The pass was formerly known as Breckenridge Pass in the 1860s, when it served as an early route for thousands of prospectors during the Colorado Gold Rush who crossed from South Park to look for gold in the valley of the Blue around Breckenridge. In 1866, it was widened to a wagon road that accommodated stagecoaches. In 1882, under the direction of Sidney Dillon of the Union Pacific Railroad, the Denver, South Park and Pacific Railroad (by then controlled by the Union Pacific) begun laying narrow gauge tracks up the pass, which Dillon renamed in honor of Boreas, the Ancient Greek god of the North Wind. The line was a spur to Breckenridge (eventually extended to Leadville) off the company's main line from Denver through South Park. A roundhouse, still in existence, was constructed at Como at the junction of the lines. The rail line over the pass was a major engineering feat, primarily because of the winter snows at high altitude. When completed, it had dozens of snow sheds along its route, which approached a 4% grade in many places. A town of Boreas, now a ghost town, was constructed at the summit, primarily to house workers to clear the line in winter. The line was abandoned in 1937 by the Colorado & Southern, along with most of the company's narrow gauge right-of-way. After World War II, the Army Corps of Engineers reconstructed the route for automobile traffic. On the north side of the pass, Forest Service Road 593 leads to the 1880s ghost town site of Dyersville, as well as many abandoned mining sites.

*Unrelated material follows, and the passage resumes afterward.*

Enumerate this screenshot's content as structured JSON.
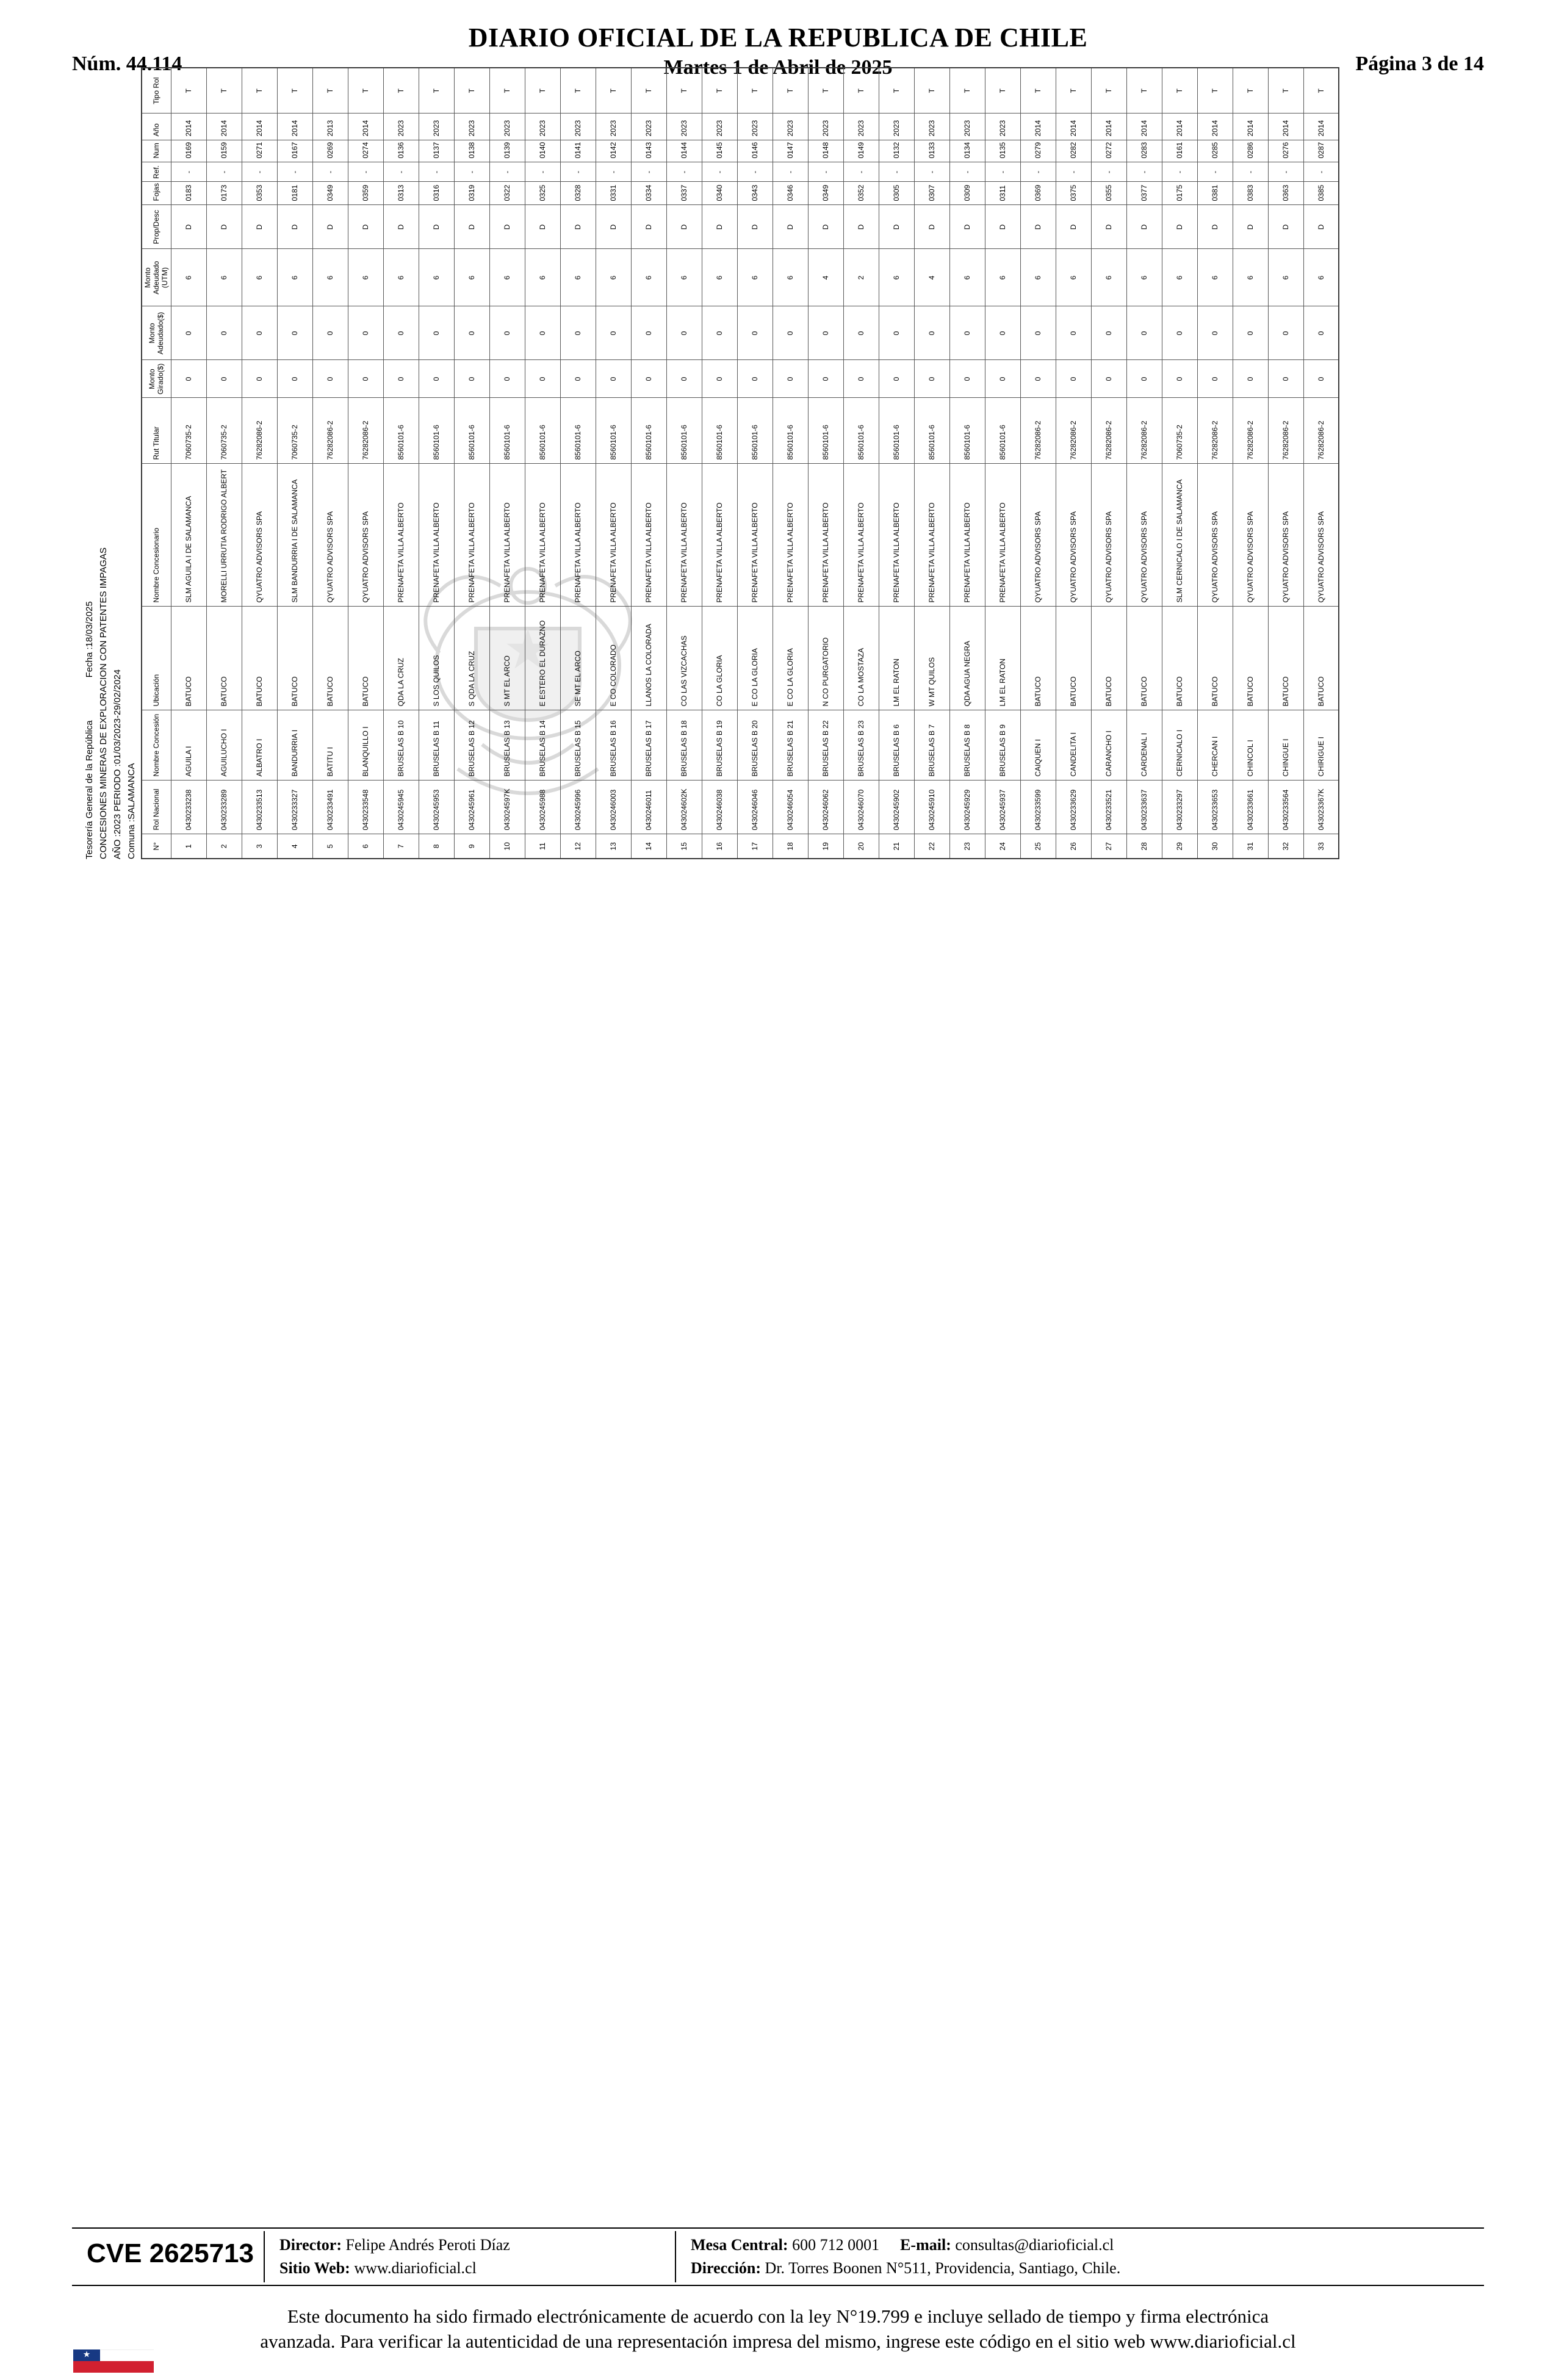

The Boreas Pass Ditch was completed in 1910 to divert water over the pass from the headwaters of Indiana Creek, a tributary of the Blue River into North Tarryall Creek, a tributary of the South Platte River. The 0.8 mile (1.3 km) ditch has a capacity of 16 cubic feet per second (0.45m^{3}/s), and in an average year, it transports about 140 acre-feet (170,000m^{3}) of water. The ditch was originally built to irrigate land in South Park, but it currently serves the city of Englewood, which rehabilitated the ditch In 1990.

The Boreas Railroad Station Site is listed on the National Register of Historic Places.